如何查找和替换文本文件中的多行? [英] How to find and replace multiple lines in text file?
问题描述
我有三个文本文件:
data.txt
, find.txt
和 replace.txt
。现在, find.txt
包含我要在 data.txt
中搜索的几行,并用内容在 replace.txt
中。这里有一个简单的例子:data.txt
$ b
code>南瓜
苹果
香蕉
樱桃
喜马拉雅
骷髅
苹果
香蕉
樱桃
西瓜
水果
find.txt
apple
banana
cherry
replace.txt
1
2
3
所以,在上面的例子中,我想搜索所有苹果
,香蕉
和樱桃
并替换那些行与 1,2,3
。
我对正确的方法有一些麻烦,因为我的 data.txt
约为1MB,所以我想尽可能高效。一个愚蠢的方法是把所有东西都连接成一个长字符串,并使用替换
,然后输出到一个新的文本文件,所有的换行符都会被恢复。
import re
$ p $但是对于像我这样的大型数据文件来说,这似乎过于复杂而且效率不高。此外,
data = open(data.txt,'r')
find = open (find.txt,r)
replace = open(replace.txt,'r')
data_str =
find_str =
换行符=
用于数据行:#将它连接成一个长字符串
data_str + =行
用于find中的行:#concatenate它变成一个长字符串
find_str + =行
换行:
replace_str + =行
new_data = data_str。替换(查找,替换)
new_file = open(new_data.txt,w)
new_file.write(new_data)
替换
函数似乎不推荐使用,所以这不好。另外一种方法是逐行并保持跟踪你找到匹配的线。
类似于这样:
location = 0
LOOP1:
用于查找find_line:
用于i,data_line用于枚举(数据).startingAtLine(位置):
如果find_line == data_line:
location = i#找到的可能性
为范围内的idx(NUMBER_LINES_IN_FIND):
如果find_line [idx]!= data_line [idx + location]#逐行比较
#如果后续行不匹配,则返回并重新搜索
goto LOOP1
不完整的代码,我知道。我甚至不知道是否可以通过特定行上或特定行之间的某一行搜索文件,但是再一次,我对这一切的逻辑有点困惑。什么是最好的方法来做到这一点?
谢谢!
解决方案到
读取
和写入
一次一行,所以整个事情不是
#创建一个查找键的字典并替换值
findlines = open('find ('\\\
')
replacelines = open('replace.txt')。read()。split('\\\
')
find_replace = dict(findlines,replacelines))

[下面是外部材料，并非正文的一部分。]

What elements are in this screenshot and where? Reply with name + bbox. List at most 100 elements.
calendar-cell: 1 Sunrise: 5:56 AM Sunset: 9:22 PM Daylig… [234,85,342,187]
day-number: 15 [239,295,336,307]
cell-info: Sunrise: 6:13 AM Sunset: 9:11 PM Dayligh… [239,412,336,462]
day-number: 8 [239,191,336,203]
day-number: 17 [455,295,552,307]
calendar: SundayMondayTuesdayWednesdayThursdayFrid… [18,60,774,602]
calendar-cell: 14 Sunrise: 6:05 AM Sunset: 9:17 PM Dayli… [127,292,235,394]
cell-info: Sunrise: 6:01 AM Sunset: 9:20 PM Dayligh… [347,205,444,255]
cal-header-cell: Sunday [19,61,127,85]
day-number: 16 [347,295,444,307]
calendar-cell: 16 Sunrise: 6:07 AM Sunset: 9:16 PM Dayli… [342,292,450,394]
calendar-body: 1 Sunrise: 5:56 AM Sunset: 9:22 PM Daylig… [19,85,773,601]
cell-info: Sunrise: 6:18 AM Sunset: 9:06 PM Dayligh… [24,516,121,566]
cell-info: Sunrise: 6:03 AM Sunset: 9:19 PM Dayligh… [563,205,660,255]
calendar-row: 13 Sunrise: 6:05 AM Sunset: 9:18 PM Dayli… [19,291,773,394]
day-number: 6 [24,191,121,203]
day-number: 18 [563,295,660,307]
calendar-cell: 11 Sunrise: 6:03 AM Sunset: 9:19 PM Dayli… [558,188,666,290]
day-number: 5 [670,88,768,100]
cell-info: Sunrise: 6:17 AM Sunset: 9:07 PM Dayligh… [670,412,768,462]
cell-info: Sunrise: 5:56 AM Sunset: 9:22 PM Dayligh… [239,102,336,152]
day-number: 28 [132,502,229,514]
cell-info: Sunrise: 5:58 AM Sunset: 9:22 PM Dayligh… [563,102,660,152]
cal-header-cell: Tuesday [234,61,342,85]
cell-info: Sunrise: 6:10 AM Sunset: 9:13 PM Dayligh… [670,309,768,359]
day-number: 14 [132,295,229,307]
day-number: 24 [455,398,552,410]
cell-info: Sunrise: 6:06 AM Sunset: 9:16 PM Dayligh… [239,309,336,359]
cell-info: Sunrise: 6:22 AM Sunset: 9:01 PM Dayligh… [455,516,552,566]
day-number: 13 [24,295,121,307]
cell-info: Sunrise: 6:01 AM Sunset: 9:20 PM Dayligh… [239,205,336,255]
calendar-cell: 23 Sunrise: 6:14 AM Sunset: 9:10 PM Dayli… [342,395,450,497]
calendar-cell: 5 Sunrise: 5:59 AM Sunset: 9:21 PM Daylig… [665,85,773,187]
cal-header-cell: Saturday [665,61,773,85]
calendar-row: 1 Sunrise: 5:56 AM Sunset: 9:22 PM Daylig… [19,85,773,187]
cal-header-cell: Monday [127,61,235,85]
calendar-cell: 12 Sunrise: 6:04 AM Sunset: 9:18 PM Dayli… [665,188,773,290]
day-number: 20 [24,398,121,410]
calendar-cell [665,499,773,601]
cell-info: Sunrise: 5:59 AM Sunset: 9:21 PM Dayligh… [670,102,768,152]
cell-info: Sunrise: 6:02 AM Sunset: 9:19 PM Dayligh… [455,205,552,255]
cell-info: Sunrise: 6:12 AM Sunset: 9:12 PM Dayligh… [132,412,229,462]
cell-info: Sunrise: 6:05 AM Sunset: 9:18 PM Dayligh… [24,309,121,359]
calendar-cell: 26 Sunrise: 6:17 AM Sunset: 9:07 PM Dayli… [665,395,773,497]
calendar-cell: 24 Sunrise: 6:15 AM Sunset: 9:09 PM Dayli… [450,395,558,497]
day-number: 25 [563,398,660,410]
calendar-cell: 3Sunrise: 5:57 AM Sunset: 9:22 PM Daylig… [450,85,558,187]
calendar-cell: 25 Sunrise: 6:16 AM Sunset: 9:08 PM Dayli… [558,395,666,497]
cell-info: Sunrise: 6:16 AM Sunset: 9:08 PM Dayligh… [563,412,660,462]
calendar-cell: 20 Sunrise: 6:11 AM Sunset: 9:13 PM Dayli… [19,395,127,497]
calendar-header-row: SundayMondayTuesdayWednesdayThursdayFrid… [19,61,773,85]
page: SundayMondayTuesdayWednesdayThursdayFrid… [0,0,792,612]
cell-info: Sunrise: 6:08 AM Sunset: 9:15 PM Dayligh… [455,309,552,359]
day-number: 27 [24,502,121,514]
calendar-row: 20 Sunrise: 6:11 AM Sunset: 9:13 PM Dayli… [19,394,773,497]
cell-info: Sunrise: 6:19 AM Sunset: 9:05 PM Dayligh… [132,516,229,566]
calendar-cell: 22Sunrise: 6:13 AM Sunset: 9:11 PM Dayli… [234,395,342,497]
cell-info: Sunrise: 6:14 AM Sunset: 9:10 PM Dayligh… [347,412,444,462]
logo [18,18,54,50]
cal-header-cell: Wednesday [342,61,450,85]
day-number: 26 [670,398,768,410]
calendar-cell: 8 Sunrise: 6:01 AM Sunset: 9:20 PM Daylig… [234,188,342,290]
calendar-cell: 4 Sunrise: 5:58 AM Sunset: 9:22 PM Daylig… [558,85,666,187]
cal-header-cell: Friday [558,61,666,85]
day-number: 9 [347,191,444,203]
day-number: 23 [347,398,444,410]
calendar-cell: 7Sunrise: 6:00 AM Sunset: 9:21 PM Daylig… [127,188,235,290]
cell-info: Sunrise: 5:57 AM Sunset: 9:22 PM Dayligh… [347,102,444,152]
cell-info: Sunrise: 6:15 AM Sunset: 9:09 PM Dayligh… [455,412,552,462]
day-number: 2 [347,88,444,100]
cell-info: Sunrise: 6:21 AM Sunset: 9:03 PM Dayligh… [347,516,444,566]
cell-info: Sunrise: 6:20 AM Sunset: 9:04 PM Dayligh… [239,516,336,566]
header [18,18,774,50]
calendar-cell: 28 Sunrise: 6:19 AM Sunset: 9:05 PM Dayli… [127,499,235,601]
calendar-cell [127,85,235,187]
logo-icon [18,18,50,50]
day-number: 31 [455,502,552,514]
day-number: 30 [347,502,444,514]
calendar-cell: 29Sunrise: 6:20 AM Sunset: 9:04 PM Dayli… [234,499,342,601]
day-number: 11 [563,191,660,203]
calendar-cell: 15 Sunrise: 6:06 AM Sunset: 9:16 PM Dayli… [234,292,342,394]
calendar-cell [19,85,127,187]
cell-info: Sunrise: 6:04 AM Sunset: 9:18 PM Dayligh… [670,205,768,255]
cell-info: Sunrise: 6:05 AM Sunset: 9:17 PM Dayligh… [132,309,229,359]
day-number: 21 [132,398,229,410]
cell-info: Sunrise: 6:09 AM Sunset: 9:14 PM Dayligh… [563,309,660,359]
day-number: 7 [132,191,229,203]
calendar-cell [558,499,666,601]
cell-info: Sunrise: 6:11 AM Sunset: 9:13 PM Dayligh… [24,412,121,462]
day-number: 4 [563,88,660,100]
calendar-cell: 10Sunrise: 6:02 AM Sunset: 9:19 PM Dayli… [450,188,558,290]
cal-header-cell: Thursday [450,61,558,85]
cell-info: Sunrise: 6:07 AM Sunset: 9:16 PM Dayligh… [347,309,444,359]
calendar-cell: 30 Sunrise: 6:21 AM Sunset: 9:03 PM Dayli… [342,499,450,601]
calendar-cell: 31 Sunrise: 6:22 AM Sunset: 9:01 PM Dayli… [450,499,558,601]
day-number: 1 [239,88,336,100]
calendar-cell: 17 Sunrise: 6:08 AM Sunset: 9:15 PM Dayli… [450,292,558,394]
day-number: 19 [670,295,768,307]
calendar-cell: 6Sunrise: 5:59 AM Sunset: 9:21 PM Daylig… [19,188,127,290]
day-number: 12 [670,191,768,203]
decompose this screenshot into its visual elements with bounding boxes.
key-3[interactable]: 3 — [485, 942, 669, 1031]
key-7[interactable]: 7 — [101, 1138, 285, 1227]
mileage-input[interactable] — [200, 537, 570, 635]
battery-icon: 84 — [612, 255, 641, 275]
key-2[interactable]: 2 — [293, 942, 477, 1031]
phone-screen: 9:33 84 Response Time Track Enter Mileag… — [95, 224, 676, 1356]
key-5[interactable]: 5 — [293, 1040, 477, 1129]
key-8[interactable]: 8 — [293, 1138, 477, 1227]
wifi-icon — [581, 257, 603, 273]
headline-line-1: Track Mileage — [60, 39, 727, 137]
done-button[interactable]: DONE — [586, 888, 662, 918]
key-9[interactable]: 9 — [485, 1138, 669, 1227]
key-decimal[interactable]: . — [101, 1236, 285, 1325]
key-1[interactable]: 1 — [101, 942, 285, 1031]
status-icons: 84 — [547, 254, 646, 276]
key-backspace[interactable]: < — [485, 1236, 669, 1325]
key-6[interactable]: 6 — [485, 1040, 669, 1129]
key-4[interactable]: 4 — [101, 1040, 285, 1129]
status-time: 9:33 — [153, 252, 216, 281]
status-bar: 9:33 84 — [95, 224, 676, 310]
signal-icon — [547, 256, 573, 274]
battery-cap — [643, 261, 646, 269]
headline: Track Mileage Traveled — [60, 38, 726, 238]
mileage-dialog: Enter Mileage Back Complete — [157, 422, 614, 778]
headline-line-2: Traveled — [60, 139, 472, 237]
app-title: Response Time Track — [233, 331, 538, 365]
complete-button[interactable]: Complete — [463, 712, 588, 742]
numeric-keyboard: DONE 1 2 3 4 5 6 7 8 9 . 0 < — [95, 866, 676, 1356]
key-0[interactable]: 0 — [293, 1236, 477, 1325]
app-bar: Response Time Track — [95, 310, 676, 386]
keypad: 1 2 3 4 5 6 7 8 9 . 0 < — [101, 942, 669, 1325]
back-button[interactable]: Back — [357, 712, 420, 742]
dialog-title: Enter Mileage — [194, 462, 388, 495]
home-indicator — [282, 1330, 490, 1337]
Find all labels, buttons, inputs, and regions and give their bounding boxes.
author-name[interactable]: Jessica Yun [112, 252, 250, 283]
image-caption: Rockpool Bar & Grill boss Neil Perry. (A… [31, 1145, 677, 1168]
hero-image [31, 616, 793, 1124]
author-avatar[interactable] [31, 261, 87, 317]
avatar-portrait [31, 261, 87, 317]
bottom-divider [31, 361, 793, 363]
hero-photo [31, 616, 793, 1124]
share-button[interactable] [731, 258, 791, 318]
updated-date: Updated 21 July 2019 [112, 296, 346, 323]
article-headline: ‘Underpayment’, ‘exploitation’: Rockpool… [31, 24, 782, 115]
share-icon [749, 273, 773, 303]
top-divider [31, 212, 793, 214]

with open('data.txt')as data:
with open('new_data.txt','w')as new_data:
为数据行:
为find_replace中的键:
如果键入行:
line = line.replace(key,find_replace [key])
new_data.write (line)
编辑:我将代码更改为
read ('\\\
而不是
')readliens()
so\\\
isn T包括在查找和替换字符串中
I am running Python 2.7.
I have three text files:
data.txt
,find.txt
, andreplace.txt
. Now,find.txt
contains several lines that I want to search for indata.txt
and replace that section with the content inreplace.txt
. Here is a simple example:data.txt
pumpkin apple banana cherry himalaya skeleton apple banana cherry watermelon fruit
find.txt
apple banana cherry
replace.txt
1 2 3
So, in the above example, I want to search for all occurences of
apple
,banana
, andcherry
in the data and replace those lines with1,2,3
.I am having some trouble with the right approach to this as my
data.txt
is about 1MB so I want to be as efficient as possible. One dumb way is to concatenate everything into one long string and usereplace
, and then output to a new text file so all the line breaks will be restored.import re data = open("data.txt", 'r') find = open("find.txt", 'r') replace = open("replace.txt", 'r') data_str = "" find_str = "" replace_str = "" for line in data: # concatenate it into one long string data_str += line for line in find: # concatenate it into one long string find_str += line for line in replace: replace_str += line new_data = data_str.replace(find, replace) new_file = open("new_data.txt", "w") new_file.write(new_data)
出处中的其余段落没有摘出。